Antes que você responda,
considere aquilo que aconteceria em um período normal.
Quando surge uma recessão
do tipo mais ameno, o trabalho
de combatê-la é atribuído ao
Federal Reserve (o banco central dos EUA). O Fed reage por
meio de cortes graduais nas taxas de juros. Reduzindo os juros um pouquinho de cada vez,
a instituição continua cortando
até que a situação da economia
se reverta. Ocasionalmente, ela
faz uma pausa para avaliar os
resultados de suas ações; caso a
economia continue fraca, os
cortes são retomados.
Na recessão precedente, o
Fed cortou as taxas de juros repetidamente enquanto a queda
se prolongava -11 vezes em
2001. Então, em meio aos primeiros sinais de recuperação,
fez uma pausa, para dar tempo
para que os cortes funcionassem. Quando se tornou claro
que a economia ainda não estava crescendo em ritmo rápido o
suficiente para gerar empregos,
novos cortes foram realizados.
Normalmente, portanto, nós
esperamos que as autoridades
respondam a dados desfavoráveis sobre o desemprego com
uma combinação de determinação e paciência. Elas precisam dar tempo para que as medidas funcionem, mas também
considerar se devem adotar
providências mais vigorosas.
E é isso que o governo Obama
deveria estar fazendo diante do
seu pacote de estímulo fiscal (é
importante lembrar que o estímulo era necessário porque o
Fed, tendo cortado os juros até
quase zero, estava sem munição para combater a crise). As
autoridades devem manter a
calma, reconhecendo que o plano requererá tempo. Mas também deveriam estar preparadas para ampliar o estímulo
agora que está claro que a primeira rodada foi insuficiente.
Aspectos políticos
Infelizmente, o aspecto político da estratégia fiscal é muito
diferente do aspecto político da
questão monetária. Nos últimos 30 anos, fomos informados de que gastos públicos são
malévolos, e a oposição dos
conservadores a medidas de estímulo fiscal (que poderiam levar as pessoas a pensar melhor
do governo) vem sendo amarga
e incansável mesmo diante da
pior crise desde a Grande Depressão.
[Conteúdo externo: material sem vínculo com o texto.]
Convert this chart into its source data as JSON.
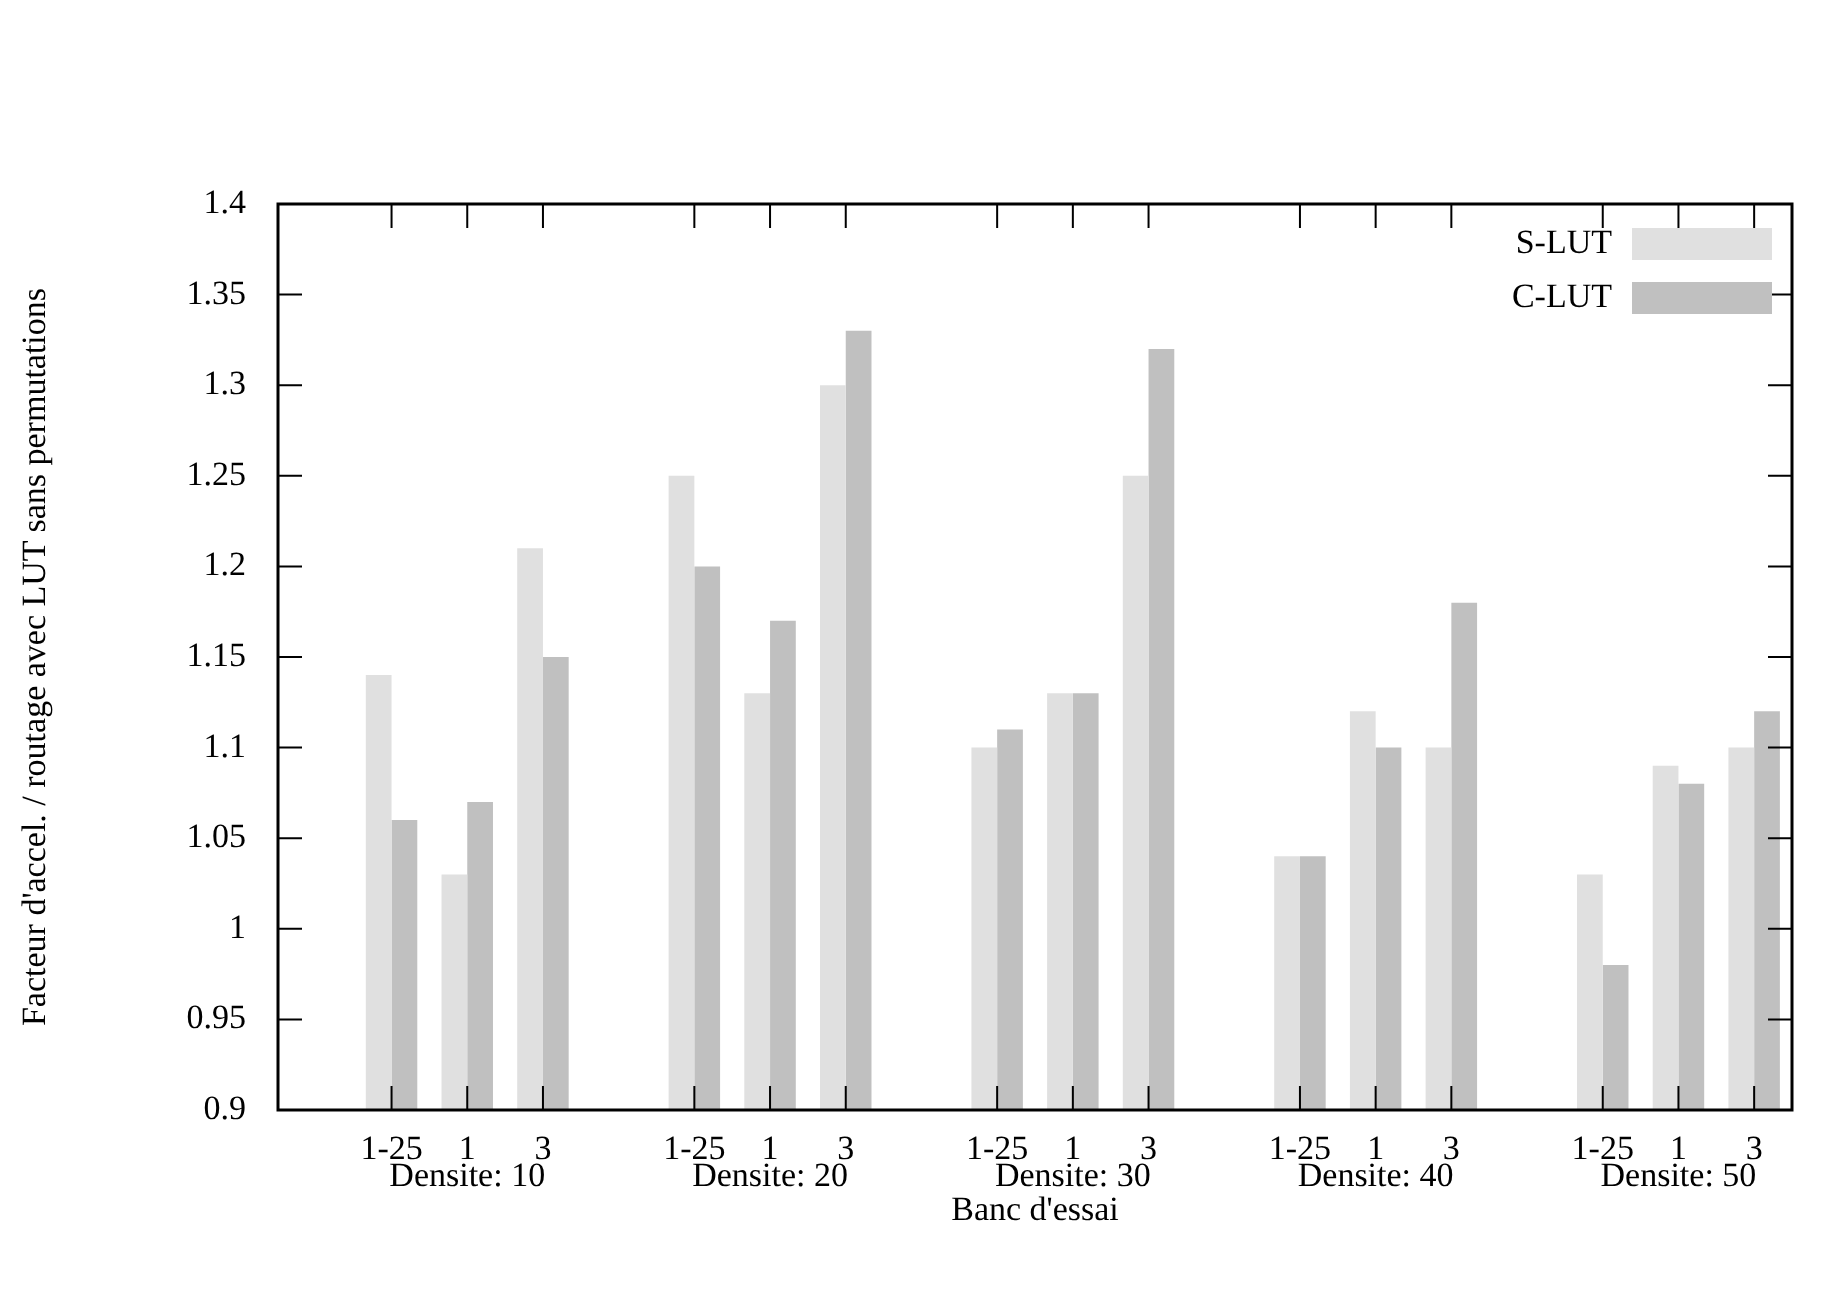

Previsivelmente, os
republicanos, e até alguns democratas, tratam as más notícias como prova de fracasso, e
não como motivos para adotar
medidas ainda mais fortes.
Daí o perigo de que o governo
Obama se veja preso em uma
armadilha, na qual a própria
debilidade da economia solaparia a capacidade do governo para responder de forma efetiva.
É perfeitamente lícito que o
governo defenda as medidas
que tomou até agora. É bom ter
o vice-presidente Joseph Biden
em viagem pelo país para destacar o bem que as medidas de estímulo estão propiciando.
Também é razoável que os
economistas do governo apelem por paciência e apontem,
corretamente, que o estímulo
jamais deveria exercer seu pleno impacto neste trimestre, ou
mesmo neste ano.
Mas há uma diferença entre
defender o que foi realizado e
ficar na defensiva. Foi perturbador que Obama tenha retratado a admissão, por Biden, de
que o governo havia "interpretado erroneamente" a economia, declarando que "não teríamos feito nada de diferente". A
declaração tinha algo do complexo de infalibilidade da era
Bush, um indício de que o atual
governo talvez compartilhe em
alguma medida da incapacidade para admitir erros. E essa é
uma atitude que nem Obama
nem o país podem admitir.
O que Obama precisa fazer é
ser franco. Precisa reconhecer
que talvez não tenha feito o
bastante. Argumentar que tenta conduzir o país por uma tempestade e que certas mudanças
de curso -entre as quais uma
segunda rodada de estímulo-
podem ser necessárias.
O que ele precisa é fazer pela
economia o que já fez pelas relações raciais e pela política externa -falar aos norte-americanos como adultos.